Iran signals tough stance in oil producers' talks
Iran signaled on Wednesday it would take a tough line in talks among oil producers on restraining production, saying it would continue increasing its output until it reached levels seen before international sanctions were imposed. "Asking Iran to freeze its oil production level is illogical ... when Iran was under sanctions, some countries raised their output and they caused the drop in oil prices." Iran's OPEC envoy, Mehdi Asali, was quoted as saying by the Shargh daily newspaper.
"How can they expect Iran to cooperate now and pay the price?" Venezuelan Oil Minister Eulogio Del Pino, Iraqi Oil Minister Adel Abdel Mahdi and Qatari Energy Minister Mohammad bin Saleh al-Sada were to travel to Tehran for talks with their Iranian counterpart Bijan Zanganeh on Wednesday in a bid to reach a deal to restrain output and prop up sagging prices.
A spokesman for the Iranian ministry said the talks would begin at 2 p.m. (1030 GMT). Under a proposal which could lead to the first global oil production deal in 15 years, producers including Saudi Arabia and Russia would freeze their output at January levels.

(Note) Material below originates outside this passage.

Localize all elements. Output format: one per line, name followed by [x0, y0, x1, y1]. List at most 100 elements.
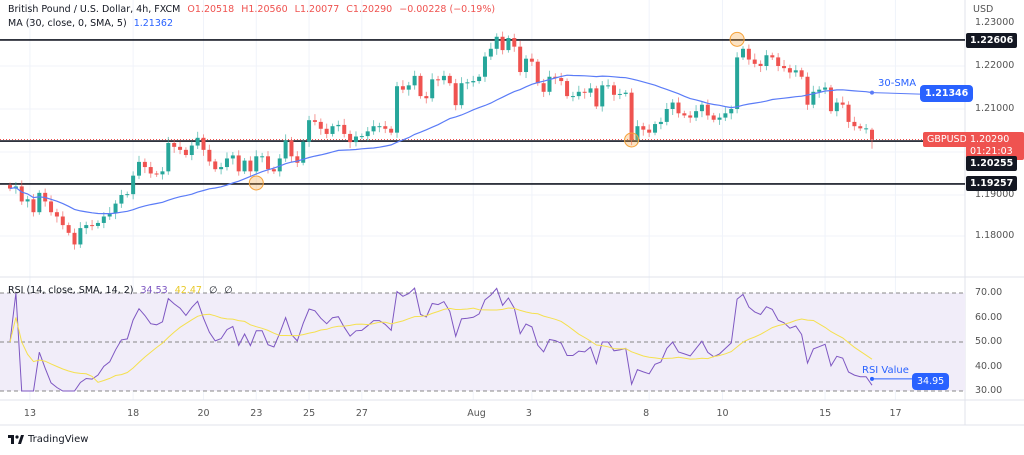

But Saudi Arabia said on Tuesday the deal depended on the cooperation of other big producers.
"We have repeatedly said that Iran will increase its crude output until reaching the presanctions production level," Asali was quoted as saying.
Iran exported around 2.5 million barrels per day (bpd) of crude before 2012. Sanctions cut that to around 1.1 million bpd. A Reuters survey released on Jan. 5 showed Iranian production at 2.9 million bpd in December.
The sanctions, imposed over Iran's disputed nuclear program, were lifted last month after an agreement with world powers, allowing Tehran to resume selling its oil freely in world markets.
Two non-Iranian sources close to the OPEC discussions told Reuters Iran might be offered special terms as part of an output freeze deal.
"Iran is returning to the market and needs to be given a special chance, but it also needs to make some calculations," said one source.
The sources did not elaborate on the special terms, which could be anything from setting limited production increase levels for Iran to linking future output rises to a recovery in oil prices.
The last global deal, involving OPEC and non-OPEC producers, dates back to 2001, when Saudi Arabia persuaded Mexico, Norway and Russia to contribute to production cuts, although Moscow never followed through and raised exports instead.
The fact that output from Saudi Arabia and Russia is near record highs complicates chances for any new agreement.
The price of benchmark Brent crude rose as high as $35.55 a barrel on Tuesday on hopes for a production deal, but it has since dropped back to $32.15, showing many investors doubt an agreement can be reached, that it would be respected, and would boost oil prices much. United Arab Emirates oil minister Suhail bin Mohammed al-Mazrouei tweeted on Tuesday that the country's oil policy was open to cooperation with all producers toward the mutual interest of market stability.